# $$CatBoost\ Object\ Importance\ Tutorial$$

[![Open In Colab](https://colab.research.google.com/assets/colab-badge.svg)](https://colab.research.google.com/github/catboost/tutorials/blob/master/model_analysis/object_importance_tutorial.ipynb)

#### In this tutorial we show how you can detect noisy objects in your dataset. 

In [1]:
import numpy as np
from catboost import CatBoost, Pool, datasets
from sklearn.model_selection import train_test_split

#### First, let's load the dataset:

In [2]:
train_df, _ = datasets.amazon()
X, y = np.array(train_df.drop(['ACTION'], axis=1)), np.array(train_df.ACTION)
cat_features = np.arange(9) # indices of categorical features

X_train, X_validation, y_train, y_validation = train_test_split(X, y, test_size=0.25, random_state=42)
train_pool = Pool(X_train, y_train, cat_features=cat_features)
validation_pool = Pool(X_validation, y_validation, cat_features=cat_features)

print(train_pool.shape, validation_pool.shape)

(24576, 9) (8193, 9)


#### Let's train CatBoost on clear data and take a look at the quality:

In [3]:
cb = CatBoost({'iterations': 100, 'verbose': False, 'random_seed': 42})
cb.fit(train_pool);
print(cb.eval_metrics(validation_pool, ['RMSE'])['RMSE'][-1])

0.2157984851490331


#### Let's inject random noise into 10% of training labels:

In [4]:
np.random.seed(42)
perturbed_idxs = np.random.choice(len(y_train), size=int(len(y_train) * 0.1), replace=False)
y_train_noisy = y_train.copy()
y_train_noisy[perturbed_idxs] = 1 - y_train_noisy[perturbed_idxs]

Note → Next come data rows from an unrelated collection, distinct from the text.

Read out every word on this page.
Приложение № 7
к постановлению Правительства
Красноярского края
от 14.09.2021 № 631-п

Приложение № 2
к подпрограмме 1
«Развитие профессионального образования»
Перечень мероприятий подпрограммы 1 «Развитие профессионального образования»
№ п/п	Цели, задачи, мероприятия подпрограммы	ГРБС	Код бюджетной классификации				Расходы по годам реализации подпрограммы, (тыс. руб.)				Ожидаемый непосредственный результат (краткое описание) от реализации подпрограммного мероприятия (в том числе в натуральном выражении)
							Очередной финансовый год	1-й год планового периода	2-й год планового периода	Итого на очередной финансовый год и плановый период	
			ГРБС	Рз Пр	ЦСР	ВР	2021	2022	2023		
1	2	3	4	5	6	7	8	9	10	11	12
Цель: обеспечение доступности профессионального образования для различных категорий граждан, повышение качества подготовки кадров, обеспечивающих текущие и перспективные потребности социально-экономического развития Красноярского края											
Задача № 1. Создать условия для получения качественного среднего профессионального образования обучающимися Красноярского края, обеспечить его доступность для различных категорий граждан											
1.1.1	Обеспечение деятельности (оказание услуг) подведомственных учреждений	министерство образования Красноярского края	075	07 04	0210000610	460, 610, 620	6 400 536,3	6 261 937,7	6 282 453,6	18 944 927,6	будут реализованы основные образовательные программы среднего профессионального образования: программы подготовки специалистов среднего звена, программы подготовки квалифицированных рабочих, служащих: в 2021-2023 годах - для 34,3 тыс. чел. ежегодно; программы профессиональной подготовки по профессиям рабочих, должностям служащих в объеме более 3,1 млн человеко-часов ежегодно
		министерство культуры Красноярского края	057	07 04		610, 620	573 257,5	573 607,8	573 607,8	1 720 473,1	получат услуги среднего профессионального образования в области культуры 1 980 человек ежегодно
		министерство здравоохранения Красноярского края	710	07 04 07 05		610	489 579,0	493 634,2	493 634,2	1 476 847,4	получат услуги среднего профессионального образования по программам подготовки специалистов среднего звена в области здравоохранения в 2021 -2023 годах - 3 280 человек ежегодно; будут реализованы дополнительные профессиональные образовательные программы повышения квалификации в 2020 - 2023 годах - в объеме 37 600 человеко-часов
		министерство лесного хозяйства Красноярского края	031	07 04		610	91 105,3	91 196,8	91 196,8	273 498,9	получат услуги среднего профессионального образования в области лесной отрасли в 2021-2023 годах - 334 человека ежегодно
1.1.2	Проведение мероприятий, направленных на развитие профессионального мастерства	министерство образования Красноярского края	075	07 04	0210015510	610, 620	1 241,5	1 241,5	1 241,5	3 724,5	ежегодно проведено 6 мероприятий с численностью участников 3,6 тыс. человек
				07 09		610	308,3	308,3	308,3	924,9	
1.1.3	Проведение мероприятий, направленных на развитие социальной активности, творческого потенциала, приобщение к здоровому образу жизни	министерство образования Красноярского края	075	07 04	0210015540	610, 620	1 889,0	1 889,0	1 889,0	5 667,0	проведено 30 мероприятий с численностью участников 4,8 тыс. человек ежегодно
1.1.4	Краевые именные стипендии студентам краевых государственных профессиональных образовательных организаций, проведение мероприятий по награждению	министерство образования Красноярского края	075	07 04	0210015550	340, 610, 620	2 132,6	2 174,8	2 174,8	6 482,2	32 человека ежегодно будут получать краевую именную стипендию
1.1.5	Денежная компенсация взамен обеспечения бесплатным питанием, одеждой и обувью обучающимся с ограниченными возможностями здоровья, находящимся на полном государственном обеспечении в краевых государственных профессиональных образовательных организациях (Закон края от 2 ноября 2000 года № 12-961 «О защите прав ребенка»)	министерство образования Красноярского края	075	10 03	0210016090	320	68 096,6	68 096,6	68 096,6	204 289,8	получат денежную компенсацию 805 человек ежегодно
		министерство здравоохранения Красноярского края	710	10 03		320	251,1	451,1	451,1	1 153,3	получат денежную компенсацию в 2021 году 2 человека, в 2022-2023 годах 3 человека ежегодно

train_pool_noisy = Pool(X_train, y_train_noisy, cat_features=cat_features)

#### And train CatBoost on noisy data and take a look at the quality:

In [5]:
cb.fit(train_pool_noisy);
print(cb.eval_metrics(validation_pool, ['RMSE'])['RMSE'][-1])

0.25915746122622113


#### Now let's sample random 500 validate objects (because counting object importance on the entire validation dataset can take a long time) and calculate the train objects importance for these validation objects:

In [6]:
np.random.seed(42)
test_idx = np.random.choice(np.arange(y_validation.shape[0]), size=500, replace=False)
validation_pool_sampled = Pool(X_validation[test_idx], y_validation[test_idx], cat_features=cat_features)

indices, scores = cb.get_object_importance(
    validation_pool_sampled,
    train_pool_noisy,
    importance_values_sign='Positive' # Positive values means that the optimized metric
                                      # value is increase because of given train objects.
                                      # So here we get the indices of bad train objects.
)

#### Finally, in a loop, let's remove noisy objects in batches, retrain the model, and see how the quality on the test dataset improves:

In [8]:
def train_and_print_score(train_indices, remove_object_count):
    cb.fit(X_train[train_indices], y_train_noisy[train_indices], cat_features=cat_features)
    metric_value = cb.eval_metrics(validation_pool, ['RMSE'])['RMSE'][-1]
    s = 'RMSE on validation datset when {} harmful objects from train are dropped: {}'
    print(s.format(remove_object_count, metric_value))

batch_size = 250
train_indices = np.full(X_train.shape[0], True)
train_and_print_score(train_indices, 0)
for batch_start_index in range(0, 2000, batch_size):
    train_indices[indices[batch_start_index:batch_start_index + batch_size]] = False
    train_and_print_score(train_indices, batch_start_index + batch_size)

RMSE on validation datset when 0 harmful objects from train are dropped: 0.25915746122622113
RMSE on validation datset when 250 harmful objects from train are dropped: 0.25601149050939825
RMSE on validation datset when 500 harmful objects from train are dropped: 0.25158044983631966
RMSE on validation datset when 750 harmful objects from train are dropped: 0.24570533776587475
RMSE on validation datset when 1000 harmful objects from train are dropped: 0.24171376432589384
RMSE on validation datset when 1250 harmful objects from train are dropped: 0.23716221792112202
RMSE on validation datset when 1500 harmful objects from train are dropped: 0.23352830055657348
RMSE on validation datset when 1750 harmful objects from train are dropped: 0.23035731488436903
RMSE on validation datset when 2000 harmful objects from train are dropped: 0.2275943109556251


#### Therefore, we have the following RMSE values on the validation dataset:
    
||RMSE on the validation dataset|
|-|-|
|Clear train dataset: | 0.215798485149|
|Noisy train dataset: | 0.259157461226|
|Purified train dataset: | 0.227594310956|

#### $$So\ now\ you\ can\ try\ to\ clear\ the\ train\ dataset\ of\ noisy\ objects\ and\ get\ better\ quality!$$